How would she make it so? By learning everything she possibly could about the films and conveying that knowledge in a fun-to-read catalogue raisonné (she made that description not oxymoronic) on which she worked for two decades. I mean “everything” quite literally. Callie was a Sherlock Holmes of scholars. She tracked down every lead and talked to everyone who knew anything about Warhol—a motley crew to be sure, and countless in number—and then she sorted out all the misinformation. One of my cherished anecdotes about her thoroughness involves going with her to Anthology Film Archives in New York to see Horse (1965), Warhol’s spoof western made with a real horse that stands smack in front of the Factory’s elevator doors. The horse’s name, funnily enough, was Mighty Bird. Throughout the film’s first reel, Tavel, who wrote the scenario, interrupts the action to recite the film’s credits from off-camera, saying, for example, “The sheriff is played by Gregory Battcock,” and later, “Mighty Bird, courtesy of the Dawn Animal Agency.” Callie leaned over and whispered in my ear, “I called them. They’re still talking about the time they rented Andy Warhol a horse.” Sometime later I wrote an essay about Warhol’s collaboration with Tavel, and I sent it, as I did everything I wrote about Warhol, to Callie for fact-checking. As was often the case, her corrections saved me from repeating false “facts” I’d picked up in my own research: “Although I know Tavel recalls that the Horse horse was a ‘giant black stallion,’ I have to say, speaking as a former horse woman, that Mighty Bird looks to me to be just a regular, medium-sized horse, perhaps even a slightly small horse. Of course, any horse in a loft is going to look enormous. But I’ve ridden many horses much bigger than this one. This horse looks to me something like a cow pony (the kind of horse cowboys ride), which is at the smaller end of the scale for horses.” And “Yes that is indeed Larry Letreille with the horse [in the second of Horse’s three reels, where there is no scripted action]. At one point, he even whispers ‘kitchy-kitchy koo’ to him. Poor tired horse.”

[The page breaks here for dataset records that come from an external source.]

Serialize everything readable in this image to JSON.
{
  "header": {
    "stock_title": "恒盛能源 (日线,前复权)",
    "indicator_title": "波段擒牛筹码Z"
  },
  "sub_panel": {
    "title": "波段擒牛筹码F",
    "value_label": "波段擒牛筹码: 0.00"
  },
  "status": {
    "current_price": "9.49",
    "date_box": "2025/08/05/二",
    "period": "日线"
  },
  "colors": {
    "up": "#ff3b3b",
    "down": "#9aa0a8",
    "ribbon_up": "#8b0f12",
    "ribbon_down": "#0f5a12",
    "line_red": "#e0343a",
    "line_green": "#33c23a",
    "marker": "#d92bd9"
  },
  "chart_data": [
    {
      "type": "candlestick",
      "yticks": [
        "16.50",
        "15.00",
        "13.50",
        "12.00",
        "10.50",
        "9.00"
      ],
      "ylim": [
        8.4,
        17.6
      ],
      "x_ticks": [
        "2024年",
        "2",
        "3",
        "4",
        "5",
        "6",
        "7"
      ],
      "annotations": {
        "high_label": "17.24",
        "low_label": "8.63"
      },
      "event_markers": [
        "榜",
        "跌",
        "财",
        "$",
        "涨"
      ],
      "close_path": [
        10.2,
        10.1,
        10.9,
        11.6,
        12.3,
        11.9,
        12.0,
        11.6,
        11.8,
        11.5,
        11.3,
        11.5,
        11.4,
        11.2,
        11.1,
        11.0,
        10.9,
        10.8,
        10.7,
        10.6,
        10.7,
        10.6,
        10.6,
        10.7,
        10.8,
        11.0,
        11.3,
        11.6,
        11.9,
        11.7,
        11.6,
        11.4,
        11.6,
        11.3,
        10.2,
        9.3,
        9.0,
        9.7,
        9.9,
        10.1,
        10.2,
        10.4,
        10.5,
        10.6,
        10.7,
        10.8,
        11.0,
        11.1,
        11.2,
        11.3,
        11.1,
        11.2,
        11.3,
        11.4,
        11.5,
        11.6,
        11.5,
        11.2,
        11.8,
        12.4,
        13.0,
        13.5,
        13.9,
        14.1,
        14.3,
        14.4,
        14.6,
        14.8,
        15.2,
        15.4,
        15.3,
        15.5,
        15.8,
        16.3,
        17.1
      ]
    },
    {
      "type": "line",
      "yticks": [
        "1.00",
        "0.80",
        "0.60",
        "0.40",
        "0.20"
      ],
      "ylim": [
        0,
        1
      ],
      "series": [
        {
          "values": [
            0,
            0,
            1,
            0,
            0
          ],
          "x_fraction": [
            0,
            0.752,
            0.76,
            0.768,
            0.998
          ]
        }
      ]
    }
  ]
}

It is my understanding that the Whitney Museum is committed to going ahead with the second—and by far the most crucial—volume of The Films of Andy Warhol Catalogue Raisonné. It will now be tragically diminished. Although Callie took meticulous notes and kept complete files on Warhol’s cinematic output, only with her inestimable knowledge did everything fit together to form what she once called “a single prodigious body of work”—a phrase that is equally appropriate for the project to which she devoted the last twenty years of her life.

Callie Angell died on May 5, 2010, at the age of sixty-two.

Douglas Crimp is Fanny Knapp Allen professor of art history at the University of Rochester.